# CR1 Team Issue integration completed



## cycling6500 (Jan 14, 2003)

Did a 50 miles maiden ride on it today. It is everything I had hope for, the positive characteristics of my Trek and my Giant. Although all three bikes are carbon, they all have their own characteristics. The CR1 is comfortable without the dull feeling of my Trek. It is responsive and lively without the constant attentiveness as demanded by my Giant. It is balanced and an absolute joy to ride.


----------



## Trevor! (Feb 28, 2004)

Very nice bike. I have only ever heard very good comments about the Scott CR1 - Great value, super light and good looks.

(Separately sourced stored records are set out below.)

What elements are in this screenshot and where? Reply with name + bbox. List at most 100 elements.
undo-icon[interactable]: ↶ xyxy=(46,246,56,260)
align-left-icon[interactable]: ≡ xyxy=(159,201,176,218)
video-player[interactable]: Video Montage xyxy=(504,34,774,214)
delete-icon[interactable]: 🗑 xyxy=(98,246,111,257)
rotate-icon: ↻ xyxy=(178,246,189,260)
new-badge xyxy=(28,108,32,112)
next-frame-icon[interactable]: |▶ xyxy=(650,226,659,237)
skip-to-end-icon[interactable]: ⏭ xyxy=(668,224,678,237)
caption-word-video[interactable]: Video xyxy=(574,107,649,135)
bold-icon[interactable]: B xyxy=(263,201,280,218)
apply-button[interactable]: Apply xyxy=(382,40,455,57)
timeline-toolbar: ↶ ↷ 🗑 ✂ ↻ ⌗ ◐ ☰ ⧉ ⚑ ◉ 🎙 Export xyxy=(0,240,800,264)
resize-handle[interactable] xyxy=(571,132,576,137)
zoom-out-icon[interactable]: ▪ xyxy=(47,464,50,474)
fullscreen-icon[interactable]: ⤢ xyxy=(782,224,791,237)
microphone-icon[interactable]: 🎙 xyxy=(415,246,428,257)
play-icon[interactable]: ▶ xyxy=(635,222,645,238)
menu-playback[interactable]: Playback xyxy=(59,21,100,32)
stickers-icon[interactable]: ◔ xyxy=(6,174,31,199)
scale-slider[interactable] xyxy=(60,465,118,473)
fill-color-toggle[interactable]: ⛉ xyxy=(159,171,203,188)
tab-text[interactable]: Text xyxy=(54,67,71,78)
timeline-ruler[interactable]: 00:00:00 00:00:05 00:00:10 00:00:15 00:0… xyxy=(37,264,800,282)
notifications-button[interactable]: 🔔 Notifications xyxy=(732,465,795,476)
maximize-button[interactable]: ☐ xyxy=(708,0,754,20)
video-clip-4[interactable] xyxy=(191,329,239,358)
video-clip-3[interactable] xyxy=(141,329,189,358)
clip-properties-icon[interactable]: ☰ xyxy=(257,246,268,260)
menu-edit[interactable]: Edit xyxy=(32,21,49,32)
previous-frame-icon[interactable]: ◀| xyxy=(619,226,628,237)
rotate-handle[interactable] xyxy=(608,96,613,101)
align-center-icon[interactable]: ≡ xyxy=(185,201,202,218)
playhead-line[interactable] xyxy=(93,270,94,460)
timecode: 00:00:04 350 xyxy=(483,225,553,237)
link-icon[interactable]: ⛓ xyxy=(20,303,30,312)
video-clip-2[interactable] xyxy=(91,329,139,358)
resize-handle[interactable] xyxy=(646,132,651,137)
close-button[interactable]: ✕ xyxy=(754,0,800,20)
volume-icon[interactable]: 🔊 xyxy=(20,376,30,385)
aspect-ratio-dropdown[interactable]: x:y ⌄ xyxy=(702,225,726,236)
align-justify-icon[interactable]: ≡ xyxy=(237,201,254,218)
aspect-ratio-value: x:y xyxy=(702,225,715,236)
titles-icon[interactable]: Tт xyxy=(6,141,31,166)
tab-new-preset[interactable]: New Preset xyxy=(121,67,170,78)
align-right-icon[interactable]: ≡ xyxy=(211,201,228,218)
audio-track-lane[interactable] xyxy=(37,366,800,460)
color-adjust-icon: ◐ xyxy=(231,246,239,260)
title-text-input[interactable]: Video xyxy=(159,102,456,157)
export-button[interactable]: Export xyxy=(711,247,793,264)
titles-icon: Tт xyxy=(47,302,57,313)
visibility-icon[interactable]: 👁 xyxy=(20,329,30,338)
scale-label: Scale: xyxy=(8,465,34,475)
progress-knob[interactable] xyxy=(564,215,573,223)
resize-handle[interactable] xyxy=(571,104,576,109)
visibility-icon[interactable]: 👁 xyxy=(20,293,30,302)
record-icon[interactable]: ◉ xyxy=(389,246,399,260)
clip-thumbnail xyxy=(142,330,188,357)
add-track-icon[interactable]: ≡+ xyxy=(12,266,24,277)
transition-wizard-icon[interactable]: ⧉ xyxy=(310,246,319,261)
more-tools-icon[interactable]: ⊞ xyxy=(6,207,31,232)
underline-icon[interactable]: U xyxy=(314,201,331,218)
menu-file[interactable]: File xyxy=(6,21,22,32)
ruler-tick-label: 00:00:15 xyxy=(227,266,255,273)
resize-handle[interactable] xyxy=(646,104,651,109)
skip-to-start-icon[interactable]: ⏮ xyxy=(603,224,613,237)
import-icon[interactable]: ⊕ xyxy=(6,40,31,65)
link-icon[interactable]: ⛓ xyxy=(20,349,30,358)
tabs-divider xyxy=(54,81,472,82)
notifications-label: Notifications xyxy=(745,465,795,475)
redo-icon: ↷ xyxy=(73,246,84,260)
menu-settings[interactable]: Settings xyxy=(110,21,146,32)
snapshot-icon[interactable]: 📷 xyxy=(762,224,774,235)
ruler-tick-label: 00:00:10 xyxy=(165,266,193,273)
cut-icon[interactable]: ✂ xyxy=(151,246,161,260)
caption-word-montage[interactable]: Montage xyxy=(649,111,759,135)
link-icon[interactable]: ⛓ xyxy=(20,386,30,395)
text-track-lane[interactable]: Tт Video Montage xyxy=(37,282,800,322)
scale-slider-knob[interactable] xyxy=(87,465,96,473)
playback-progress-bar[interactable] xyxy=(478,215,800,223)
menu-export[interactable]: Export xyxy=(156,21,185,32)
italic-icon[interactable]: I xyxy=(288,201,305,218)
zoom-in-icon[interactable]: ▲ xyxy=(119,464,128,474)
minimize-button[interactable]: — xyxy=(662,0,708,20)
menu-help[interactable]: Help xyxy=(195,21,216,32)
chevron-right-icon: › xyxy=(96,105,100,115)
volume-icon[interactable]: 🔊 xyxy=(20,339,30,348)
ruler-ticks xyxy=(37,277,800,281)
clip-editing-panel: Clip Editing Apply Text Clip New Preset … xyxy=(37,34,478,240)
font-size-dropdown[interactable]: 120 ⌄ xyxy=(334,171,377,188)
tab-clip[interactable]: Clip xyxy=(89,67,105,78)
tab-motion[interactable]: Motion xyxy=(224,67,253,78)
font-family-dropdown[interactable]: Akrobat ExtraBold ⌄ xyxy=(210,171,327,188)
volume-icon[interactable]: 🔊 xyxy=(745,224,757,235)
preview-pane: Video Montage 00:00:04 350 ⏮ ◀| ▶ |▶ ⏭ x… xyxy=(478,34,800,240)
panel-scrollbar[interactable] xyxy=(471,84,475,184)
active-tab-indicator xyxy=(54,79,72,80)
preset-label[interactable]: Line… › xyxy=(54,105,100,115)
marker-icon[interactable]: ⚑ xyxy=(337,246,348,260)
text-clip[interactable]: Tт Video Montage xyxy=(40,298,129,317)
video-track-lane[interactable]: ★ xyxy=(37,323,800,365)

Fine bike build too - Final weight?

Trevor!


----------



## cycling6500 (Jan 14, 2003)

Trevor! said:


> Very nice bike. I have only ever heard very good comments about the Scott CR1 - Great value, super light and good looks.
> 
> Fine bike build too - Final weight?
> 
> Trevor!


Thanks. Among the three road bikes I own, the Giant is the best value. The CR1 Team Issue is not as great a value as the C1 Pro which weighs only 100grams more.
The final weight with the Zipp 303 is a little >14lbs.


----------



## Trevor! (Feb 28, 2004)

cycling6500 said:


> Thanks. Among the three road bikes I own, the Giant is the best value. The CR1 Team Issue is not as great a value as the C1 Pro which weighs only 100grams more.
> The final weight with the Zipp 303 is a little >14lbs.


Perfect weight.

Trevor!


----------